Uno de ellos por lo visto era el dueño, porque se puso en pie y estrechó la mano de Pedro.


—Hacía tiempo que no te veía. Empezaba a preguntarme si te habías rendido con esa vieja casa y habías vuelto a la ciudad —sus ojos se arrugaron y chispearon, sonrientes.


—Siempre acabo lo que empiezo, Pat. Además, alguien tiene que mantener tu negocio a flote.


—No creas que no te lo agradezco.


—Paula, éste es Pat Montgomery —dijo Pedro, volviéndose hacia ella.


—Encantada de conocerlo, señor Montgomery.


—Aquí sobran las formalidades. Soy Pat a secas —le dirigió una mirada especulativa—. ¿Vas a estar mucho tiempo de visita por la zona?

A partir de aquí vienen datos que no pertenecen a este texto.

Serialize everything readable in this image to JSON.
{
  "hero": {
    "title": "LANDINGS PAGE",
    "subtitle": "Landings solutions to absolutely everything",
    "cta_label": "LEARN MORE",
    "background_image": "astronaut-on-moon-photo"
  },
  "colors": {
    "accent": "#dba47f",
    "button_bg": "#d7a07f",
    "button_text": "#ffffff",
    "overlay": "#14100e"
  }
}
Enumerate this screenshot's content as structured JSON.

—En realidad no estoy de visita. Me he mudado aquí... al menos temporalmente.


—Paula ha alquilado la casita que hay en mi propiedad —aclaró Pedro.

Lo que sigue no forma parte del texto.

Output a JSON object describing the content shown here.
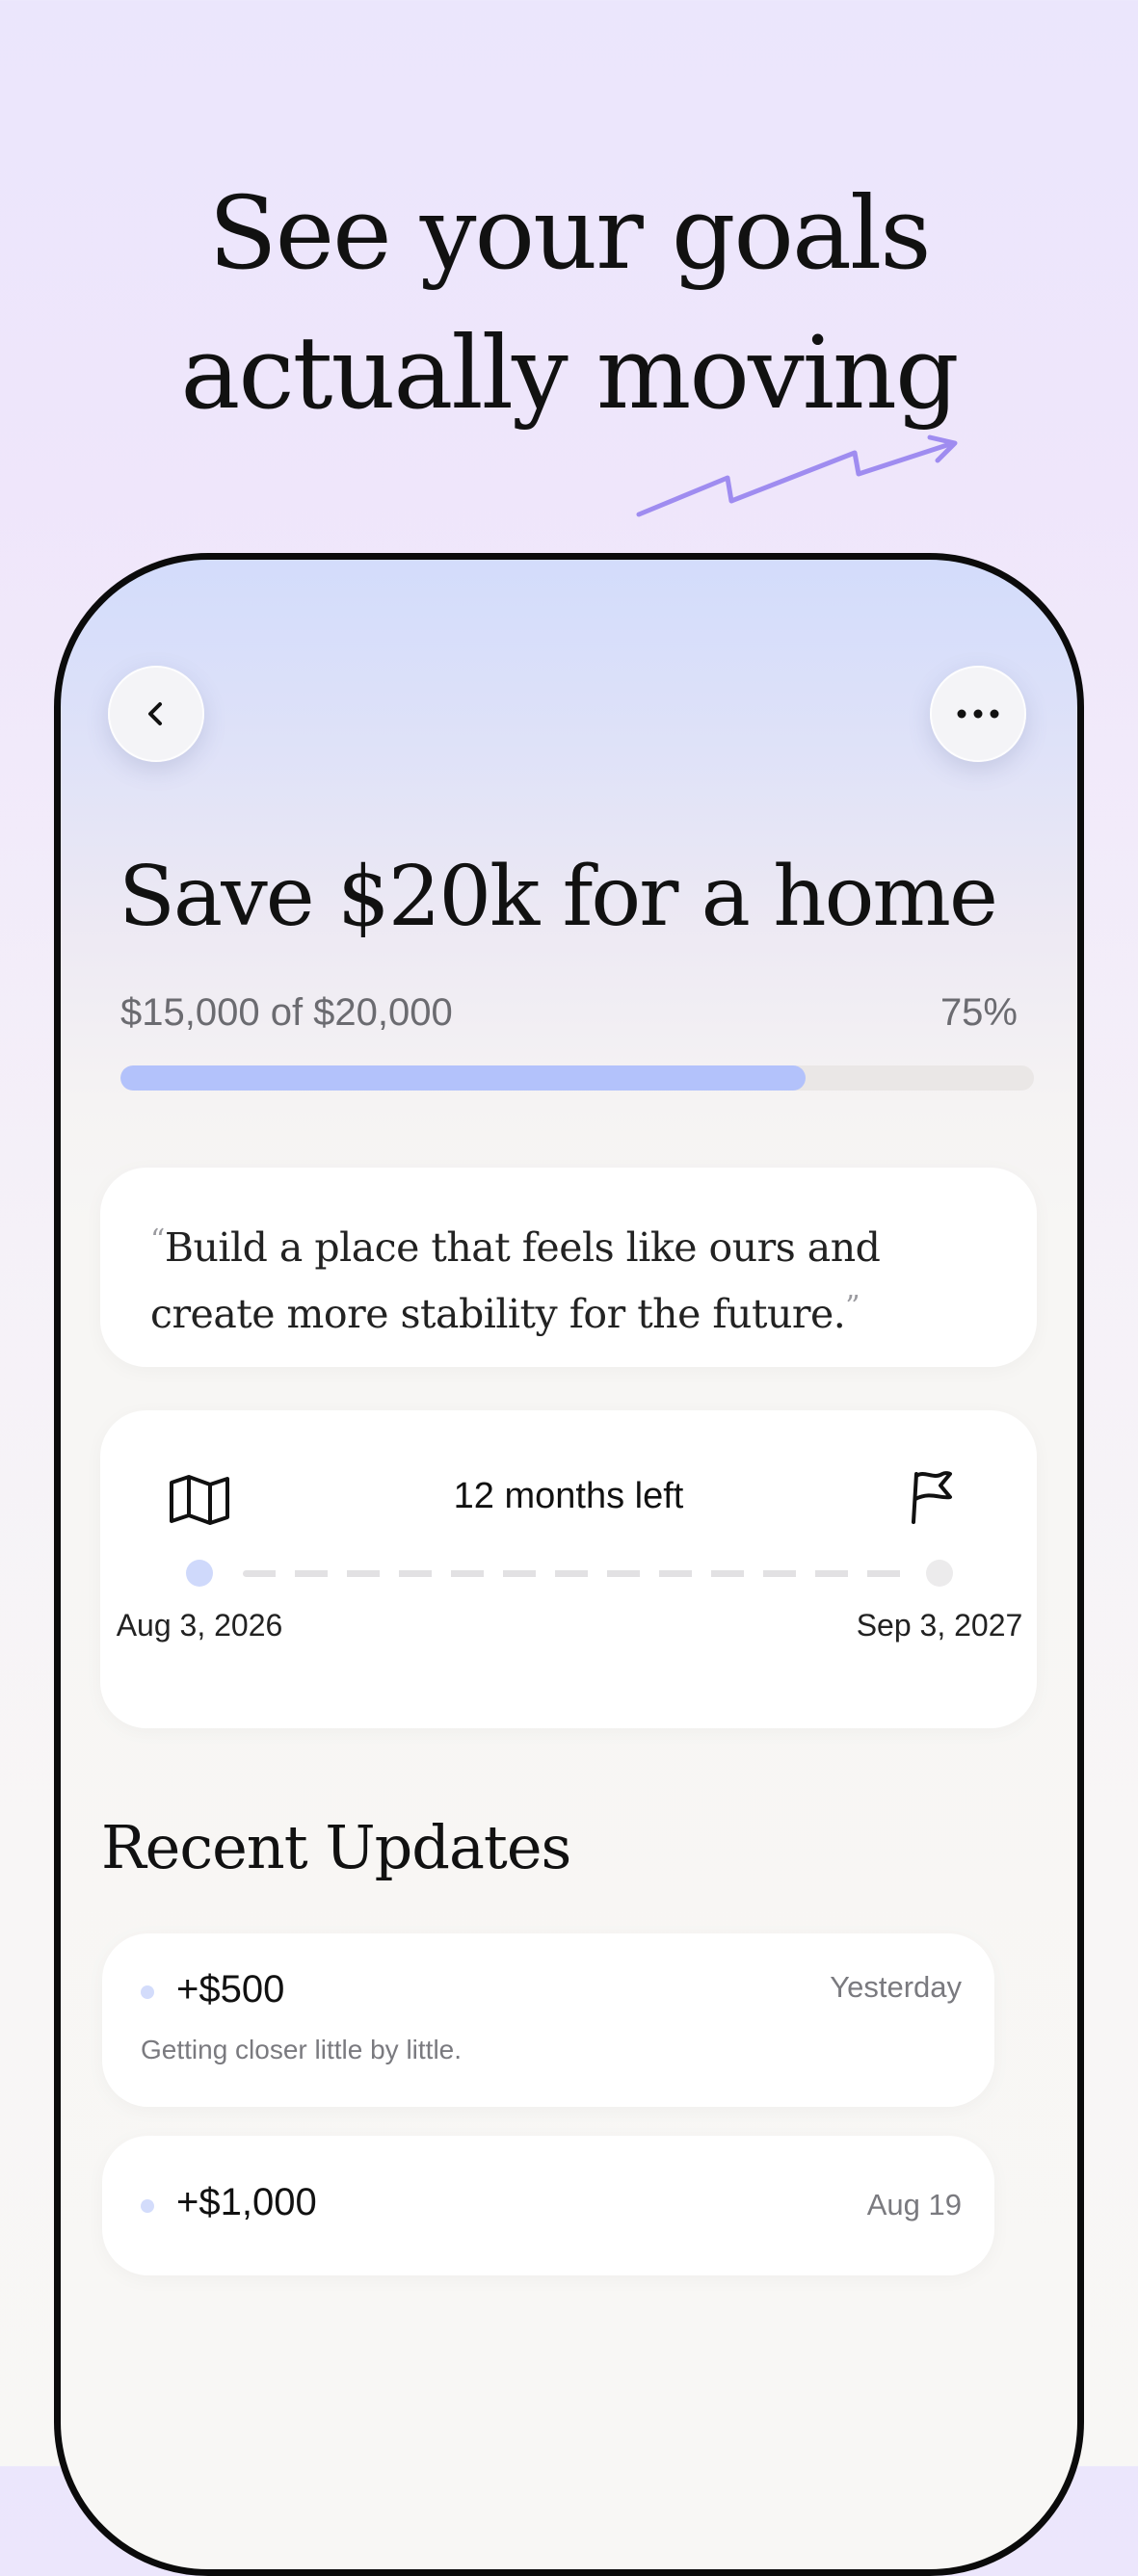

—No me digas —las espesas cejas del hombre se alzaron y su boca se torció con una sonrisa.


Paula notó que sus mejillas se encendían. Se imaginaba lo que estaba pensando, y a ella aún no se le notaba el embarazo. Por suerte, Pedro acudió al rescate.

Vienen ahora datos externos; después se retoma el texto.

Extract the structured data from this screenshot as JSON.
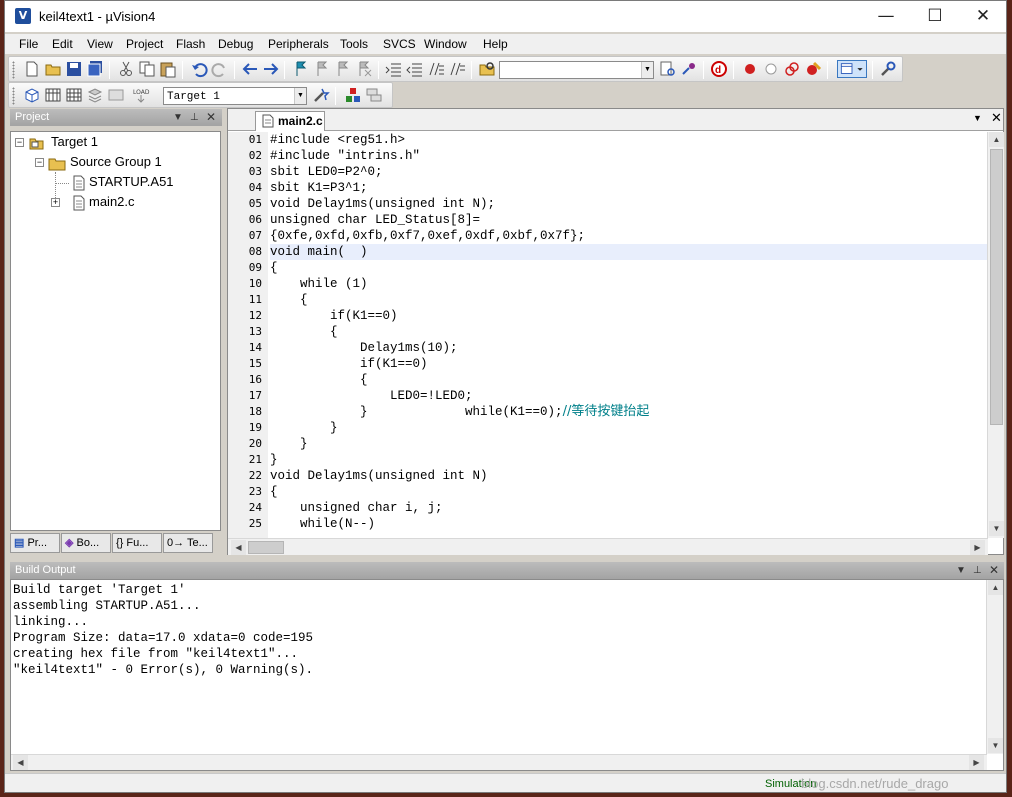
{
  "window": {
    "title": "keil4text1  - µVision4",
    "minimize": "—",
    "maximize": "☐",
    "close": "✕"
  },
  "menu": [
    "File",
    "Edit",
    "View",
    "Project",
    "Flash",
    "Debug",
    "Peripherals",
    "Tools",
    "SVCS",
    "Window",
    "Help"
  ],
  "toolbar": {
    "target_combo": "Target 1",
    "find_combo": ""
  },
  "project_panel": {
    "title": "Project",
    "tree": {
      "target": "Target 1",
      "group": "Source Group 1",
      "files": [
        "STARTUP.A51",
        "main2.c"
      ]
    },
    "tabs": [
      "Pr...",
      "Bo...",
      "{} Fu...",
      "0→ Te..."
    ]
  },
  "editor": {
    "tab": "main2.c",
    "line_numbers": [
      "01",
      "02",
      "03",
      "04",
      "05",
      "06",
      "07",
      "08",
      "09",
      "10",
      "11",
      "12",
      "13",
      "14",
      "15",
      "16",
      "17",
      "18",
      "19",
      "20",
      "21",
      "22",
      "23",
      "24",
      "25"
    ],
    "lines": [
      "#include <reg51.h>",
      "#include \"intrins.h\"",
      "sbit LED0=P2^0;",
      "sbit K1=P3^1;",
      "void Delay1ms(unsigned int N);",
      "unsigned char LED_Status[8]=",
      "{0xfe,0xfd,0xfb,0xf7,0xef,0xdf,0xbf,0x7f};",
      "void main(  )",
      "{",
      "    while (1)",
      "    {",
      "        if(K1==0)",
      "        {",
      "            Delay1ms(10);",
      "            if(K1==0)",
      "            {",
      "                LED0=!LED0;",
      "            }             while(K1==0);",
      "        }",
      "    }",
      "}",
      "void Delay1ms(unsigned int N)",
      "{",
      "    unsigned char i, j;",
      "    while(N--)"
    ],
    "comment_line18": "//等待按键抬起",
    "highlighted_line": "08"
  },
  "build_output": {
    "title": "Build Output",
    "lines": [
      "Build target 'Target 1'",
      "assembling STARTUP.A51...",
      "linking...",
      "Program Size: data=17.0 xdata=0 code=195",
      "creating hex file from \"keil4text1\"...",
      "\"keil4text1\" - 0 Error(s), 0 Warning(s)."
    ]
  },
  "status_bar": {
    "mode": "Simulation",
    "watermark": "blog.csdn.net/rude_drago"
  }
}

—Paula buscaba un respiro de la ciudad. Su esposo se reunirá con ella más adelante.


Ella comprendió que debía haberle dado esa impresión. No estaba en su naturaleza mentir, ni omitir la verdad. Sin embargo, en ese momento le pareció mejor dejar las cosas así.


—Estoy seguro de que tu esposo y tú estaréis bien en Gabriel’s Crossing. Es un buen sitio para un respiro.


—Sí, estoy segura de que así será.


—La pintura está en el primer pasillo —dijo Pedro, señalando al final de la tienda—. Yo buscaré la madera que necesito mientras tú eliges.


—De acuerdo.


Ella dedicó unos veinte minutos a ver los muestrarios de tonos. Supo exactamente cuando Pedro llegaba a su lado. No oyó sus pasos. Más bien percibió su aroma a jabón y, sin saber bien por qué, intuyó su presencia. Debía ser una tontería, pero había algo en él que resultaba reconfortante. No iba a permitirse considerar el resto de los adjetivos que se le pasaban por la cabeza.


—He reducido la elección a estos dos tonos —dijo, antes de darse la vuelta—. He leído que el verde es un color relajante, perfecto para proporcionar un sueño pacífico y reparador.


—Una de las paredes de mi dormitorio es roja. Bueno, técnicamente carmesí. Me pregunto qué se supone que proporciona eso —sus ojos chispearon con humor. Con humor y algo más.


—El insomnio —dijo ella, tragándose las inapropiadas respuestas que se le ocurrieron.


Pedro soltó una risotada y se pasó una mano por el pelo, dejándolo tan alborotado como era habitual.


—No sé qué decir. Yo duermo como un bebé.


La palabra «bebé», ayudó a Paula a disipar cualquier pensamiento inconveniente.


—Verde espuma —extendió la muestra como si enarbolara una daga—. ¿Qué opinas?


—Es tranquilo —dijo él, tras estudiarlo atentamente.


—Perfecto.


Los dedos de él rozaron los suyos cuando aceptó el cuadrado de muestra.


—Le pediré a Pat que mezcle un par de botes y luego nos iremos.


—Te invitaré a un cucurucho de helado —dijo ella.


—Acepto la invitación y no dejaré que la olvides.


Mientras él se alejaba, Paula tuvo la impresión de que Pedro Alfonso era uno de esos hombres que nunca olvidaba nada.